Edge Of The Cedars State Park
Approximately 310 miles southeast of Salt Lake City in Blanding.
While the park itself does not provide lodging, RV and tent camping, cabins and hotels are located in Blanding.
The Edge of the Cedars museum houses the largest collection of Ancestral Puebloan (Anasazi) pottery in the Four Corners area.
Edge of the Cedars Pueblo, a village inhabited by the ancestors of contemporary Puebloan peoples from AD 825 to 1125, is still visible. The kiva (an ancient ceremonial room) and some other structures have been restored and can be viewed behind the museum.
Where to eat:
Patio Drive In, located in Blanding. Eat here for good old-fashioned drive-in food.
Red Fleet State Park
Approximately 188 miles east of Salt Lake City near Vernal.
Tent and RV camping are permitted. Day-use facilities are also available.
This park is located in the heart of Dinosaurland—many dinosaur tracks can be seen preserved in sandstone around the park.
Red Fleet Reservoir provides excellent paddle boarding conditions. In fact, the park hosts an annual Red Fleet Paddle Festival every June where people can bring their own paddle boards or try one provided by several vendors. This year’s festival takes place June 20 and 21.
Where to eat:
Tacos El Gordo in Vernal. Housed in a former gas station with a food truck out front, it’s not the fanciest restaurant around, but Tacos El Gordo is known to serve up delicious and authentic Mexican food.
Kodachrome Basin State Park
Approximately 300 miles south of Salt Lake City near Cannonville.
Tent and RV camping is permitted. Cabins and day-use facilities are also available.
The color found at this state park prompted the National Geographic Society in 1949, with consent from Kodak Film Corp., to name the park Kodachrome after the popular color film.
The Grosvenor Arch is an intricate double arch, located 10 miles southeast of the park.
Nearly 70 monolithic spires, ranging from six to 170 feet in height, jut up from the valley floor or protrude from the sandstone rocks that surround the campground, making the park a popular location for photographers.
Where to eat:
Foster’s Family Steak House.

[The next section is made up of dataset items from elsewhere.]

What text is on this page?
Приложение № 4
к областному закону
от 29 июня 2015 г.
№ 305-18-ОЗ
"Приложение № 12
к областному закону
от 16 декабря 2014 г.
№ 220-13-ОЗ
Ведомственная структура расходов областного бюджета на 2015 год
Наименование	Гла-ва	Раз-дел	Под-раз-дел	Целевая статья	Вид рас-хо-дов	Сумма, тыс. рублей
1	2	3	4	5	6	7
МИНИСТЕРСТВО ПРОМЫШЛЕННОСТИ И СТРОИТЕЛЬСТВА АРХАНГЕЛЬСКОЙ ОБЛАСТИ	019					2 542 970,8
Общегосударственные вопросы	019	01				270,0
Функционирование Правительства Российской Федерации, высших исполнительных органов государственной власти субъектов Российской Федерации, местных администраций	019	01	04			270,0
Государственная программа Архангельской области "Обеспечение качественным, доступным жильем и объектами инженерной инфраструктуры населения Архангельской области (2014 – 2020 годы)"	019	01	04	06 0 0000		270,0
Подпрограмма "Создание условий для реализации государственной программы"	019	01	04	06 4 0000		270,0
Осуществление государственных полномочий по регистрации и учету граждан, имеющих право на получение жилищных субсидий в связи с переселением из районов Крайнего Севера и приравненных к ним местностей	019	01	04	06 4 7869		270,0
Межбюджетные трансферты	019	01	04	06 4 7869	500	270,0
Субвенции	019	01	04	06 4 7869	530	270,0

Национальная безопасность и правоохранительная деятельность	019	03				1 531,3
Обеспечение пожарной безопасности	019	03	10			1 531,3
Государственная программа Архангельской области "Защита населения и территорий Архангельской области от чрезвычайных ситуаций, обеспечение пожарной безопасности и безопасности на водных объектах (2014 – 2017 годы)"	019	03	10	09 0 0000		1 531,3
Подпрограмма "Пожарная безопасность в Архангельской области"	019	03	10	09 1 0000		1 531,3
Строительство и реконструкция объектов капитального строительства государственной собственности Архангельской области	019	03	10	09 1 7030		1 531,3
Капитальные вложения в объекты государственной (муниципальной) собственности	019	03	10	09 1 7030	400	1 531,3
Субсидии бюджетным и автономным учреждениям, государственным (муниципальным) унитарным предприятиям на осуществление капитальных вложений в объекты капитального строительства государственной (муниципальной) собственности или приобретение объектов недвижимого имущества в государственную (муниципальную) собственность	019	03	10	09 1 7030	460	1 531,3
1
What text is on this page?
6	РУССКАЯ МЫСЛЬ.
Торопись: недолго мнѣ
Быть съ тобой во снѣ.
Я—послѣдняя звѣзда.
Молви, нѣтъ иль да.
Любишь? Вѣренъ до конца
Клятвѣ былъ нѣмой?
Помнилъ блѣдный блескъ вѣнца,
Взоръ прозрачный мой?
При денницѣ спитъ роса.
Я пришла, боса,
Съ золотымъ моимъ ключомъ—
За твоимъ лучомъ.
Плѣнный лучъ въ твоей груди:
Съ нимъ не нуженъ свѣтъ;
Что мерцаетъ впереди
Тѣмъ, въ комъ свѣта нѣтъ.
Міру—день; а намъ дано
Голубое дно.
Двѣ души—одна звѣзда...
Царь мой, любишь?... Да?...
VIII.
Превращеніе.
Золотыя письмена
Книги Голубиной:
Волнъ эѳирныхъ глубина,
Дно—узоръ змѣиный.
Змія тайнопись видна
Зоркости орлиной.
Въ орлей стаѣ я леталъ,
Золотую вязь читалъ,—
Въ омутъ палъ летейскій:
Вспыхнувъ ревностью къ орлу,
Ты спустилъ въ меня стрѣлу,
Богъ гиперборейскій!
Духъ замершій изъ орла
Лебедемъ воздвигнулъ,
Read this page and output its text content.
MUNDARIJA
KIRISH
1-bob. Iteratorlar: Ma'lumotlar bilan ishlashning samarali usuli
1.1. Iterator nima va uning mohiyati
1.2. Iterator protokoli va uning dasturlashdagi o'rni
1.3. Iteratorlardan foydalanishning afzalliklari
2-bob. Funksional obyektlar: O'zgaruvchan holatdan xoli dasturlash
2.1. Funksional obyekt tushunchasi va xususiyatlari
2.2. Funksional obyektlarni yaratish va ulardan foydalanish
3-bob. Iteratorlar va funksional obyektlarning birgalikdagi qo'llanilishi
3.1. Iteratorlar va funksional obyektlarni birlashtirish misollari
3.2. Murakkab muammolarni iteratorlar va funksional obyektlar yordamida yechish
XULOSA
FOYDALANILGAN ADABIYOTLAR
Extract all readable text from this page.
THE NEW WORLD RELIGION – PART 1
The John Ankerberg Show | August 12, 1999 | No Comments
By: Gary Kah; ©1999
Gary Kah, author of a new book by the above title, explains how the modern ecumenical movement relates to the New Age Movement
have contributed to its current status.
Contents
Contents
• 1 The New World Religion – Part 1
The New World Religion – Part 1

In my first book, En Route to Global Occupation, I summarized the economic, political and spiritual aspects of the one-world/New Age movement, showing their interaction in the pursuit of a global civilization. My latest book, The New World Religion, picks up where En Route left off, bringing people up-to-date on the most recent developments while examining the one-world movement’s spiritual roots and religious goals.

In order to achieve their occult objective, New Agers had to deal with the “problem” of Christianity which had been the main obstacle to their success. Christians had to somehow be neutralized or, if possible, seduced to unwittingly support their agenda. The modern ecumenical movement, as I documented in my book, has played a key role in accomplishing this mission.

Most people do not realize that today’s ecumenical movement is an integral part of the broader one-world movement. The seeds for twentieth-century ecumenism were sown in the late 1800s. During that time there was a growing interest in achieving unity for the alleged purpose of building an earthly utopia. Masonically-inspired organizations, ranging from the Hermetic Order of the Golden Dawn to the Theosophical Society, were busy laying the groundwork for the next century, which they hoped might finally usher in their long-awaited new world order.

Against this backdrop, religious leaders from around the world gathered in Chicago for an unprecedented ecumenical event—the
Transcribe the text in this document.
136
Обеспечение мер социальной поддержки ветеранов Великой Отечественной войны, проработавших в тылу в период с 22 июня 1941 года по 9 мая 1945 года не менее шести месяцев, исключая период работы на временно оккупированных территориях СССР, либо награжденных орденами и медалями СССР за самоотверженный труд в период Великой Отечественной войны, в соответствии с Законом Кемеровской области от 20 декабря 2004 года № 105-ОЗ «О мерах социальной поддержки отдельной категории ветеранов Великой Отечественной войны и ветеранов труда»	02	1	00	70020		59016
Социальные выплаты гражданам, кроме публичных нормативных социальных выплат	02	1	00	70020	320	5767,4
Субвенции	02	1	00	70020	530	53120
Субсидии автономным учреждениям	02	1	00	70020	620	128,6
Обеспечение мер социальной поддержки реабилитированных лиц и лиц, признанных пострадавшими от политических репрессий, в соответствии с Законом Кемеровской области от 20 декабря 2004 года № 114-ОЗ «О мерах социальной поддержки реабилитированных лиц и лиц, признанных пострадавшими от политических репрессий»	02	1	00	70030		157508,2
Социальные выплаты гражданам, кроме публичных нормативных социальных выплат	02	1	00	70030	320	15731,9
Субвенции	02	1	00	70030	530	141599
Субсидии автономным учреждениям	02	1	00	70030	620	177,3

Approximately 20 miles from Kodachrome, the eatery is worth the drive for great food, great service and delicious steaks, prime rib and fish.
Wasatch Mountain State Park
Approximately 50 miles southeast of Salt Lake City near Midway.
There are six campgrounds where both tent and RV camping are permitted.
Cabins and day-use facilities are also available.
The park offers two historic areas: Tate Barn and Huber Grove. Tours are held on the weekends at Huber Grove, which features the Huber Farmhouse and Creamery.
The park was a host of the 2002 Olympic Winter Games. The venue remains open to the public year-round with a variety of activities and events, such as cross-country skiing, tubing, sheepdog competitions and in-line skating facilities.
This state park also offers two very popular golf complexes, Wasatch Mountain and Soldier Hollow.
Where to eat:
Soldier Hollow Grill. Located at Soldier Hollow Golf Course, the grill specializes in hamburgers and fries that are ground and cut fresh on site.